You’ve found your seat, stowed your hand luggage, fastened your seat belt and watched the safety video. You’re ready for take off. But now what is there for you to do?

Even shorter flights have you staring at the seat in front for more than an hour while longer flights are even more boring. But Jetstar, Australia’s newest low-fare airline, is now offering passengers video-on-demand service on selected flights.

Passengers can hire a digEplayer (pictured) to watch moves, TV shows, music videos, cartoons and comedies. The portable device has an 18cm colour LCD screen and is a bit smaller than a medium-thickness hardcover book. The unit has a hard drive containing the entertainment content passengers can access through a simple menu system on the home screen.

Qantas, on its domestic flights, offers a shared LCD screen that flips down. But, in this case, passengers have no control over what they watch.

The beauty of Jetstar’s digEplayer system is that you can choose what to watch, when you feel like it. If you start watching a movie and just can’t get into it, you can stop it and choose another.

And just like your DVD player at home, you can also put the system on pause if nature calls. Jetstar project manager Ben Pfisterer says the digEplayer has been a popular item on their flights.

“It’s going really well, especially on the longer sectors,” he says. Hiring the digEplayer costs $7 for flights up to 90 minutes long and $10 for flights as long as three and a half hours.

“A lot of parents traveling with kids say it’s the cheapest babysitter they’re going to have,” Pfisterer says. Longer flights give passengers the chance to watch an entire movie or a few TV shows.

Passengers on shorter flights have been known to watch the first half of the film on the way to their destination and the other half on the way home. There are a number of portable entertainment products on the market but Pfisterer says not may passengers carry them on board.

“I’m surprised at the lack of portable devices people bring on board,” he says. “They might have watched or listened to their contents or just simply don’t want to travel with them.”

Pfisterer says Jetstar did look at the option of making live TV available to their passengers.

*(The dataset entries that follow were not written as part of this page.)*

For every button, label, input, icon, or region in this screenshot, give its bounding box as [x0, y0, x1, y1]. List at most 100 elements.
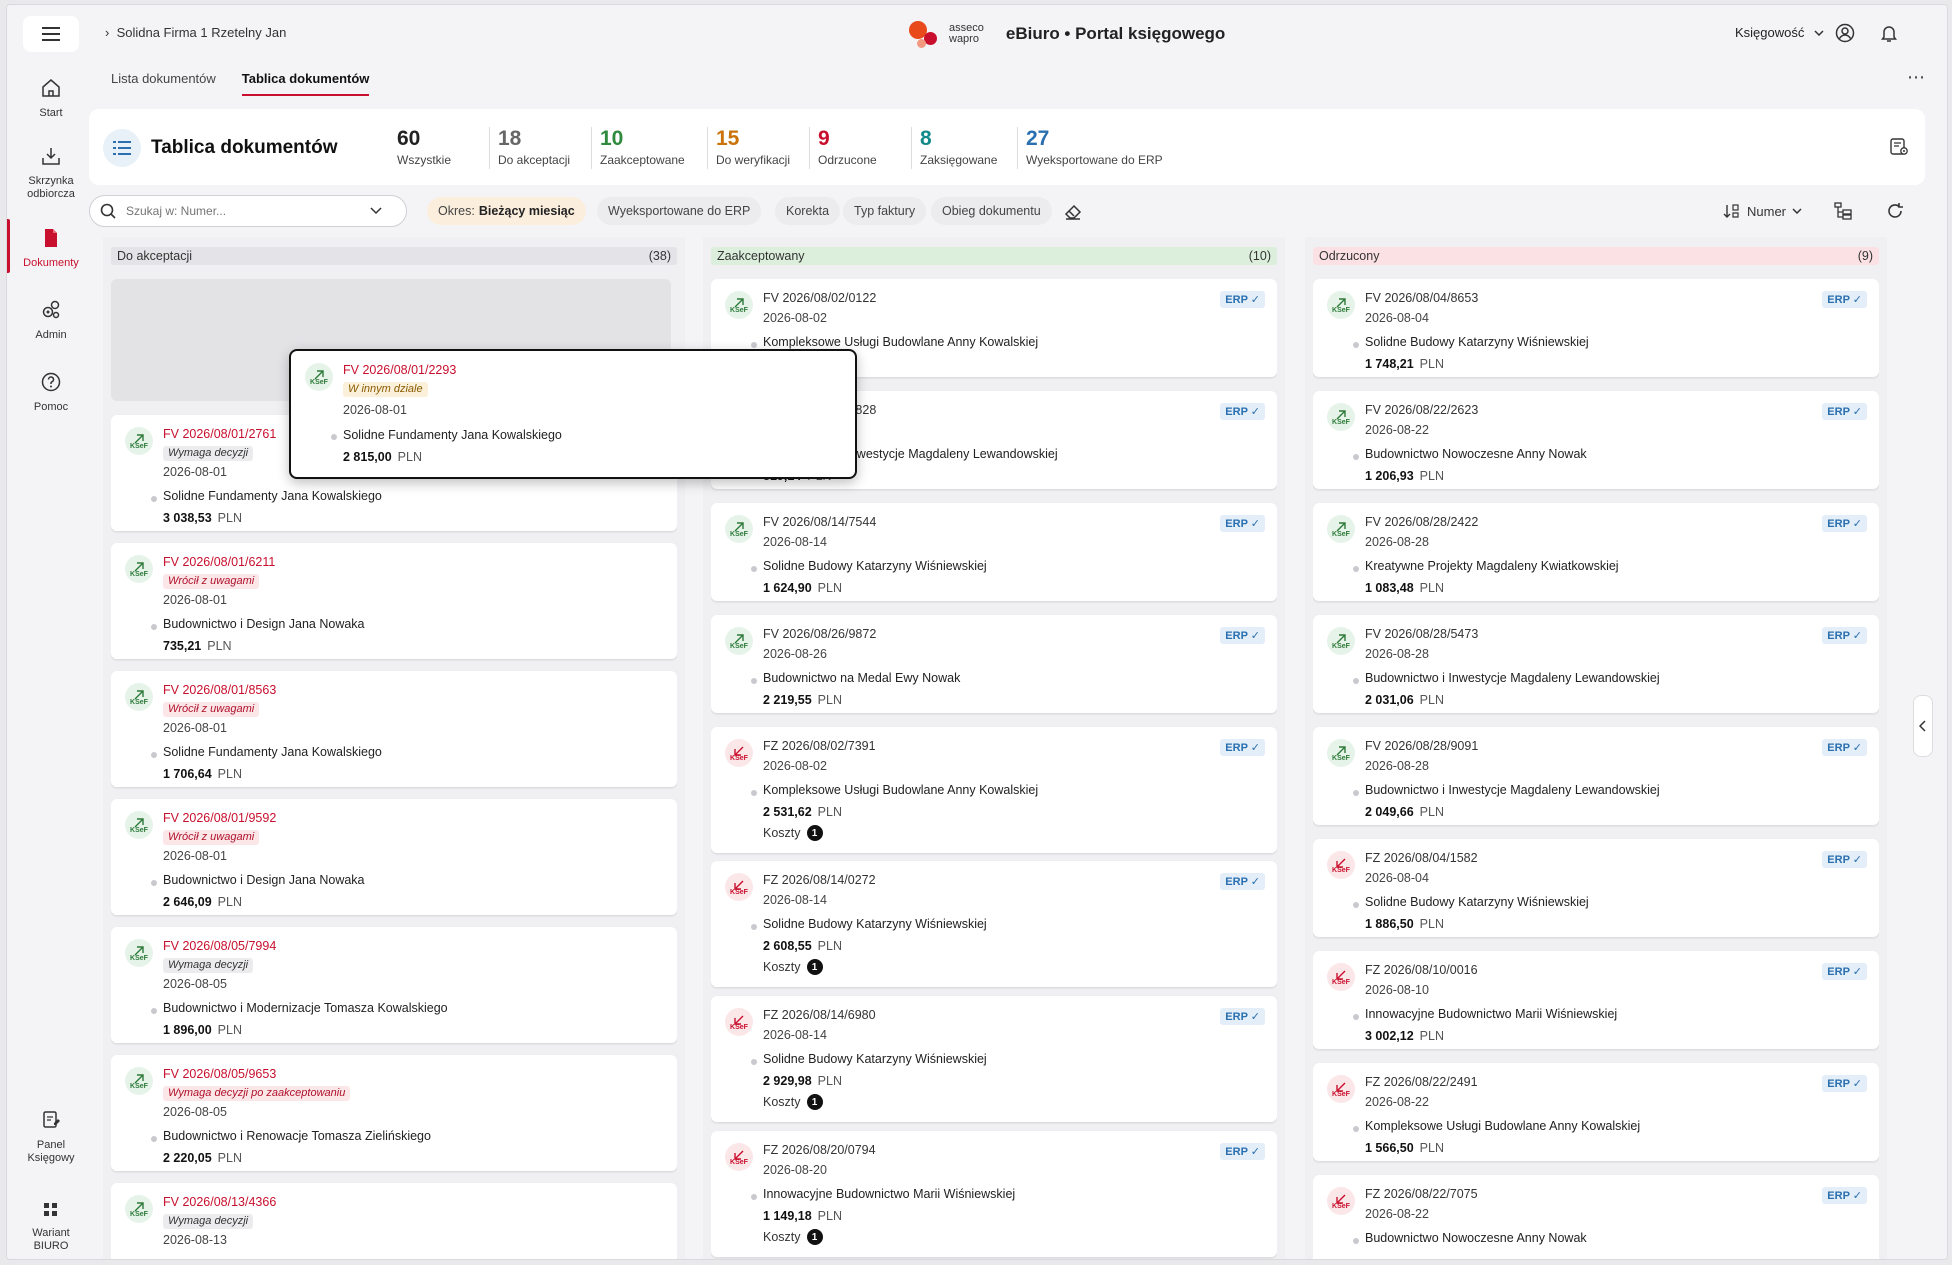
tab-lista-dokumentow[interactable]: Lista dokumentów	[111, 71, 216, 96]
stat-count: 9	[818, 127, 830, 150]
board-icon	[103, 129, 141, 167]
stat-2[interactable]: 10 Zaakceptowane	[591, 127, 685, 169]
nav-item-grid[interactable]: Wariant BIURO	[7, 1201, 95, 1253]
refresh-icon[interactable]	[1885, 201, 1905, 226]
more-options-icon[interactable]: ⋯	[1907, 67, 1925, 88]
amount-value: 1 566,50	[1365, 1141, 1414, 1155]
document-number: FV 2026/08/14/7544	[763, 515, 877, 529]
sort-icon	[1723, 204, 1739, 218]
document-card[interactable]: KSeF FZ 2026/08/14/0272 2026-08-14 Solidne …	[711, 861, 1277, 987]
cost-label: Koszty	[763, 1095, 801, 1109]
hamburger-icon	[42, 27, 60, 41]
contractor-name: Budownictwo i Design Jana Nowaka	[163, 617, 365, 631]
nav-item-panel[interactable]: Panel Księgowy	[7, 1109, 95, 1165]
sort-select[interactable]: Numer	[1723, 203, 1802, 219]
ksef-label: KSeF	[130, 570, 148, 578]
nav-item-document[interactable]: Dokumenty	[7, 219, 95, 273]
stat-3[interactable]: 15 Do weryfikacji	[707, 127, 790, 169]
stat-1[interactable]: 18 Do akceptacji	[489, 127, 570, 169]
amount: 1 706,64 PLN	[163, 767, 242, 781]
document-card[interactable]: KSeF FZ 2026/08/02/7391 2026-08-02 Kompleks…	[711, 727, 1277, 853]
amount: 3 038,53 PLN	[163, 511, 242, 525]
amount: 1 896,00 PLN	[163, 1023, 242, 1037]
currency: PLN	[817, 1209, 842, 1223]
breadcrumb-label: Solidna Firma 1 Rzetelny Jan	[116, 25, 287, 40]
amount-value: 3 002,12	[1365, 1029, 1414, 1043]
bell-icon[interactable]	[1879, 23, 1899, 48]
ksef-incoming-icon: KSeF	[725, 291, 753, 319]
document-card[interactable]: KSeF FZ 2026/08/14/6980 2026-08-14 Solidne …	[711, 996, 1277, 1122]
document-number: FV 2026/08/01/6211	[163, 555, 276, 569]
user-icon[interactable]	[1835, 23, 1855, 48]
stat-label: Zaakceptowane	[600, 153, 685, 167]
stat-6[interactable]: 27 Wyeksportowane do ERP	[1017, 127, 1163, 169]
document-card[interactable]: KSeF FZ 2026/08/22/2491 2026-08-22 Kompleks…	[1313, 1063, 1879, 1161]
document-card[interactable]: KSeF FV 2026/08/22/2623 2026-08-22 Budownic…	[1313, 391, 1879, 489]
document-card[interactable]: KSeF FV 2026/08/28/2422 2026-08-28 Kreatywn…	[1313, 503, 1879, 601]
stat-count: 60	[397, 127, 421, 150]
document-number: FZ 2026/08/22/2491	[1365, 1075, 1478, 1089]
stat-0[interactable]: 60 Wszystkie	[389, 127, 451, 169]
document-card[interactable]: KSeF FV 2026/08/01/6211 Wrócił z uwagami 20…	[111, 543, 677, 659]
amount: 3 002,12 PLN	[1365, 1029, 1444, 1043]
document-card[interactable]: KSeF FV 2026/08/14/7544 2026-08-14 Solidne …	[711, 503, 1277, 601]
cost-count: 1	[806, 1229, 823, 1245]
document-card[interactable]: KSeF FV 2026/08/05/9653 Wymaga decyzji po …	[111, 1055, 677, 1171]
erp-label: ERP	[1225, 630, 1248, 642]
stat-count: 27	[1026, 127, 1050, 150]
eraser-icon[interactable]	[1063, 201, 1083, 226]
role-select[interactable]: Księgowość	[1735, 25, 1824, 40]
chip-obieg-dokumentu[interactable]: Obieg dokumentu	[931, 197, 1052, 225]
column-header: Do akceptacji (38)	[111, 247, 677, 265]
erp-label: ERP	[1225, 518, 1248, 530]
cost-count: 1	[806, 825, 823, 841]
nav-item-help[interactable]: Pomoc	[7, 371, 95, 414]
document-card[interactable]: KSeF FZ 2026/08/20/0794 2026-08-20 Innowacy…	[711, 1131, 1277, 1257]
stat-count: 18	[498, 127, 522, 150]
document-card[interactable]: KSeF FV 2026/08/04/8653 2026-08-04 Solidne …	[1313, 279, 1879, 377]
erp-badge: ERP ✓	[1220, 291, 1265, 308]
document-card[interactable]: KSeF FZ 2026/08/04/1582 2026-08-04 Solidne …	[1313, 839, 1879, 937]
search-input[interactable]	[126, 204, 366, 218]
document-card[interactable]: KSeF FZ 2026/08/22/7075 2026-08-22 Budownic…	[1313, 1175, 1879, 1259]
currency: PLN	[1419, 693, 1444, 707]
settings-document-icon[interactable]	[1889, 137, 1909, 162]
nav-item-inbox[interactable]: Skrzynka odbiorcza	[7, 145, 95, 201]
document-card[interactable]: KSeF FZ 2026/08/10/0016 2026-08-10 Innowacy…	[1313, 951, 1879, 1049]
document-card[interactable]: KSeF FV 2026/08/26/9872 2026-08-26 Budownic…	[711, 615, 1277, 713]
dragged-card[interactable]: KSeF FV 2026/08/01/2293 W innym dziale 2…	[289, 349, 857, 479]
contractor-dot	[751, 924, 757, 930]
ksef-outgoing-icon: KSeF	[725, 1008, 753, 1036]
chip-wyeksportowane[interactable]: Wyeksportowane do ERP	[597, 197, 762, 225]
document-card[interactable]: KSeF FV 2026/08/28/9091 2026-08-28 Budownic…	[1313, 727, 1879, 825]
ksef-outgoing-icon: KSeF	[725, 1143, 753, 1171]
tab-tablica-dokumentow[interactable]: Tablica dokumentów	[241, 71, 370, 96]
group-icon[interactable]	[1833, 201, 1853, 226]
document-card[interactable]: KSeF FV 2026/08/01/9592 Wrócił z uwagami 20…	[111, 799, 677, 915]
app-window: Start Skrzynka odbiorcza Dokumenty Admin Pom…	[6, 4, 1948, 1260]
nav-item-home[interactable]: Start	[7, 77, 95, 120]
stat-4[interactable]: 9 Odrzucone	[809, 127, 877, 169]
erp-label: ERP	[1827, 742, 1850, 754]
document-card[interactable]: KSeF FV 2026/08/01/8563 Wrócił z uwagami 20…	[111, 671, 677, 787]
contractor-name: Budownictwo i Inwestycje Magdaleny Lewan…	[1365, 783, 1660, 797]
amount: 1 624,90 PLN	[763, 581, 842, 595]
search-box[interactable]	[89, 195, 407, 227]
document-card[interactable]: KSeF FV 2026/08/13/4366 Wymaga decyzji 2026…	[111, 1183, 677, 1259]
document-date: 2026-08-28	[1365, 759, 1429, 773]
chip-korekta[interactable]: Korekta	[775, 197, 841, 225]
document-card[interactable]: KSeF FV 2026/08/28/5473 2026-08-28 Budownic…	[1313, 615, 1879, 713]
nav-item-admin-gears[interactable]: Admin	[7, 299, 95, 342]
breadcrumb[interactable]: › Solidna Firma 1 Rzetelny Jan	[105, 25, 286, 40]
chip-typ-faktury[interactable]: Typ faktury	[843, 197, 927, 225]
collapse-panel-button[interactable]	[1913, 695, 1933, 757]
stat-5[interactable]: 8 Zaksięgowane	[911, 127, 997, 169]
menu-button[interactable]	[23, 16, 79, 52]
document-number: FV 2026/08/28/2422	[1365, 515, 1479, 529]
inbox-icon	[40, 145, 62, 175]
cost-count: 1	[806, 959, 823, 975]
document-card[interactable]: KSeF FV 2026/08/05/7994 Wymaga decyzji 2026…	[111, 927, 677, 1043]
amount: 2 608,55 PLN	[763, 939, 842, 953]
contractor-dot	[1353, 902, 1359, 908]
chip-okres[interactable]: Okres: Bieżący miesiąc	[427, 197, 586, 225]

He explains: “TV is a bit of a hit or miss approach because you never know what’s going to be one. A movie or TV show might have, already started by the time you’re ready to watch,” he says.

Some of the films on offer using the digEplayer are Mr and Mrs Smith, Harry Potter and the Prisoner of Azkaban, Dark Water, Sisterhood of the Traveling Pants and Herbie Fully Loaded.

If passengers want to watch TV shows they can choose from The Office, The Simpsons, Friends, Kath and Kim, Scrubs, Arrested Development and Two and a Half Men. Music videos include the latest from Coldplay, U2, Nelly and Joss Stone.

There are also hundreds of audio-only tracks to choose from.